If you are someone who feels like an outsider… for whatever reason, know Jesus is reaching out to you. If you are someone who fears they don’t belong because of some past… or because of your background, or race or ethnicity or culture… know Jesus is reaching out to you… If you are someone who wonders if you belong because your politics, theology or ideology doesn’t seem to match up… Jesus is reaching out to you…
Which means Jesus is reaching out to all of us, don’t you think? Reminding us that the most important thing we share is not our politics, not our common way of seeing things, but Jesus Christ.
This all makes you wonder, does it not, if what Jesus wants, needs, expects us to do as followers is to look beyond all of those things that divide the world… and to look to the one who brings us together… Jesus Christ. To remember that what brings us together is the love and grace of Jesus Christ and nothing else.
One of the saddest things I hear from time to time at the Kirk (and oddly, I have heard this from both liberal and conservative people) is whether or not they “belong” because they perceive the Kirk is more liberal or more conservative than they are. That there are people who disagree with them here. In response, I like to point out that there never was a time when the church consisted of people who agreed on things. As evidence, I offer you the letters to the Corinthians. They couldn’t agree on much of anything.
But what they did come to understand is that they shared a common faith in Jesus Christ… that they gathered together because Jesus Christ was their peace who broke down divisions between Jew and Greek, Male and Female, Slave and Free (to quote Paul)… It is an amazing thing that the early church consisted of Jews and Gentiles. Perhaps the greatest witness the early Christians shared in their divided world was the love of Jesus Christ that transcended everything else!
God has had a funny way of reminding me of this from time to time. One thing I’ve shared with a few people is the fact that in almost every congregation I’ve been called to, there has been an Alabama fan on the call committee. Talk about a confirmation of a call. And they have become some of my closest friends. Leading me to say, “In Christ there is no Alabama or Auburn, no Duke or Carolina!”
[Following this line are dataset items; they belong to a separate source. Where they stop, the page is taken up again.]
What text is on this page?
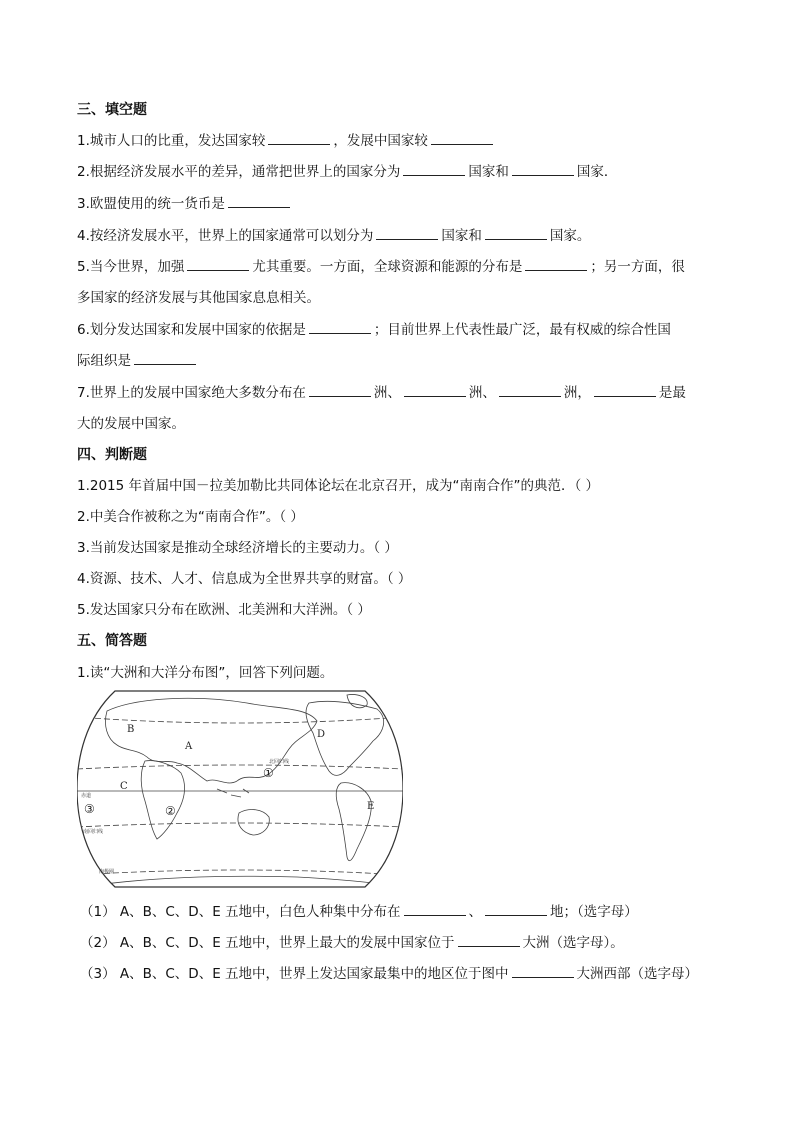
三、填空题
1.城市人口的比重，发达国家较	，发展中国家较
2.根据经济发展水平的差异，通常把世界上的国家分为	国家和	国家．
3.欧盟使用的统一货币是
4.按经济发展水平，世界上的国家通常可以划分为	国家和	国家。
5.当今世界，加强	尤其重要。一方面，全球资源和能源的分布是	；另一方面，很
多国家的经济发展与其他国家息息相关。
6.划分发达国家和发展中国家的依据是	；目前世界上代表性最广泛，最有权威的综合性国
际组织是
7.世界上的发展中国家绝大多数分布在	洲、	洲、	洲，	是最
大的发展中国家。
四、判断题
1.2015 年首届中国－拉美加勒比共同体论坛在北京召开，成为“南南合作”的典范．（ ）
2.中美合作被称之为“南南合作”。（ ）
3.当前发达国家是推动全球经济增长的主要动力。（ ）
4.资源、技术、人才、信息成为全世界共享的财富。（ ）
5.发达国家只分布在欧洲、北美洲和大洋洲。（ ）
五、简答题
1.读“大洲和大洋分布图”，回答下列问题。
B
A
C
D
E
①
②
③
北回归线
赤道
南回归线
南极圈
（1） A、B、C、D、E 五地中，白色人种集中分布在	、	地；（选字母）
（2） A、B、C、D、E 五地中，世界上最大的发展中国家位于	大洲（选字母）。
（3） A、B、C、D、E 五地中，世界上发达国家最集中的地区位于图中	大洲西部（选字母）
I also think of the time I was asked by the minister of FPC in Tuscaloosa… to come preach a Winter preaching series… and I accepted with some relish. What an opportunity for an Auburn fan to go to Samaria… I mean Tuscaloosa.
I was tempted to preach on Jonah going to Nineveh but resisted. So I went there. And to my dismay, the people of Tuscaloosa were really… nice! They welcomed me with love and grace. And I’ll never forget the words I heard from the Moderator of the Presbyterian women at a lunch… Words an Auburn person seldom hears: “Welcome to Tuscaloosa, Dr. Welker”… There in the heart of Alabama country… a warm welcome… a gift of grace.
I shouldn’t be surprised… because they knew something that you know and I know down deep… that the Christ we love and follow… the Christ who offers the true living waters… is one who continues to break down everything in our world that seeks to divide us. And when that happens, salvation comes a little bit closer to us.
Thanks be to God for the peace that is ours through our Lord Jesus Christ. Amen.